Organotin-mediated monoacylation of diols with reversed chemoselectivity. Mechanism and selectivity

The monoesterification of unsymmetrically substituted diols, which occurs at the most substituted hydroxyl when activation of the substrate is achieved through its dibutylstannylene acetal, has been investigated to ascertain the origin of the unusual reversal of chemoselectivity. A mechanism in which the dibutylstannylene acetal plays the double role of reagent and catalyst has been established, which accounts for the reactivity, selectivity, and product distribution of the reaction, The reaction pathway involves three subsequent steps, namely, (a) esterification, (b) intra- and intermolecular transesterification, and (c) quench; interplay between kinetic and thermodynamic control over the three steps is responsible for the observed product distribution. The knowledge of the reaction mechanism allows for adjustment of experimental conditions to achieve optimum selectivity, which can be >99% with the appropriate choice of reagents.
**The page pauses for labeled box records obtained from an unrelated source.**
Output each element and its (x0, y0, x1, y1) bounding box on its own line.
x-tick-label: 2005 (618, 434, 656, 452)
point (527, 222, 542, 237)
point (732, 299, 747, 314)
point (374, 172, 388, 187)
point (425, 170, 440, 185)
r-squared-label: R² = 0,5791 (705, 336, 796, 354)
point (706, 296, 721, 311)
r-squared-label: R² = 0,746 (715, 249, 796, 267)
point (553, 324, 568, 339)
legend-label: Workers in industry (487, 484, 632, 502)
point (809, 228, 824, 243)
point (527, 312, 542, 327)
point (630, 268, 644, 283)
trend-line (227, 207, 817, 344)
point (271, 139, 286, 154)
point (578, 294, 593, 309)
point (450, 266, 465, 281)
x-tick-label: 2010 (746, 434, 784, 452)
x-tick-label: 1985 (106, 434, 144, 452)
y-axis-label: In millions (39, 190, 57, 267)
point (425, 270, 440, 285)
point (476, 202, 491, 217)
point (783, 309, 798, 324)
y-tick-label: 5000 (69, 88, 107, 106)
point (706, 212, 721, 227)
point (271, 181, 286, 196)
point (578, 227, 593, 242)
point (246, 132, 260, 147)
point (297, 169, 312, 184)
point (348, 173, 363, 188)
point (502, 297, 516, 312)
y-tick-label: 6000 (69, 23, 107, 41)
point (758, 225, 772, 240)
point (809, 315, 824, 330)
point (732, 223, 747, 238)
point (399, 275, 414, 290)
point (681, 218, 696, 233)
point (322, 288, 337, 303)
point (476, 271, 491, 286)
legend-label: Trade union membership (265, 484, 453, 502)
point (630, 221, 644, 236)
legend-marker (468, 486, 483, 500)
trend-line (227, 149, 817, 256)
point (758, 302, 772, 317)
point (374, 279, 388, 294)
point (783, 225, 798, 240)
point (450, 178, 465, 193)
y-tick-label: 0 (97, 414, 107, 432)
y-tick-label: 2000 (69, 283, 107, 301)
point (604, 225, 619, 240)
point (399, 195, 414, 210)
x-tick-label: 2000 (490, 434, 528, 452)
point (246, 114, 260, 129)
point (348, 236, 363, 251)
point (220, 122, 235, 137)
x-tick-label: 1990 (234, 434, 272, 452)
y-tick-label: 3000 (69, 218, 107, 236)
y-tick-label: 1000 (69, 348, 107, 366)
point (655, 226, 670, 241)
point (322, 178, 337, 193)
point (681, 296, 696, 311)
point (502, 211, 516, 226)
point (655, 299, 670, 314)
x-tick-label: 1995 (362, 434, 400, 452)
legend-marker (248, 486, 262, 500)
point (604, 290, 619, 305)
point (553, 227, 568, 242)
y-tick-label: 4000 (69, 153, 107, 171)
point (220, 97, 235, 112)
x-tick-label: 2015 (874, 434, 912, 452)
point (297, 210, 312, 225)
The stannylation procedure converts hydroxyls into functional groups highly chemoselective toward acyl reagents, but inert toward sulfonyl halides and alkylating reagents. The reactivity of the Sn-O bond has been found to decrease with decreasing the electronegativity of ligands on tin, while halide ligands appear to be essential for reversal of chemoselectivity. A structure has been proposed for the catalytic species, in which complexation of the stannyl monoester intermediates with the starting dioxastannolane reagent activates the stannylated oxygen toward addition to the carbonyl and at the same time accounts for the steric hindrance that biases the intramolecular transesterification equilibrium toward the thermodynamically most stable monoester of the most substituted hydroxyl.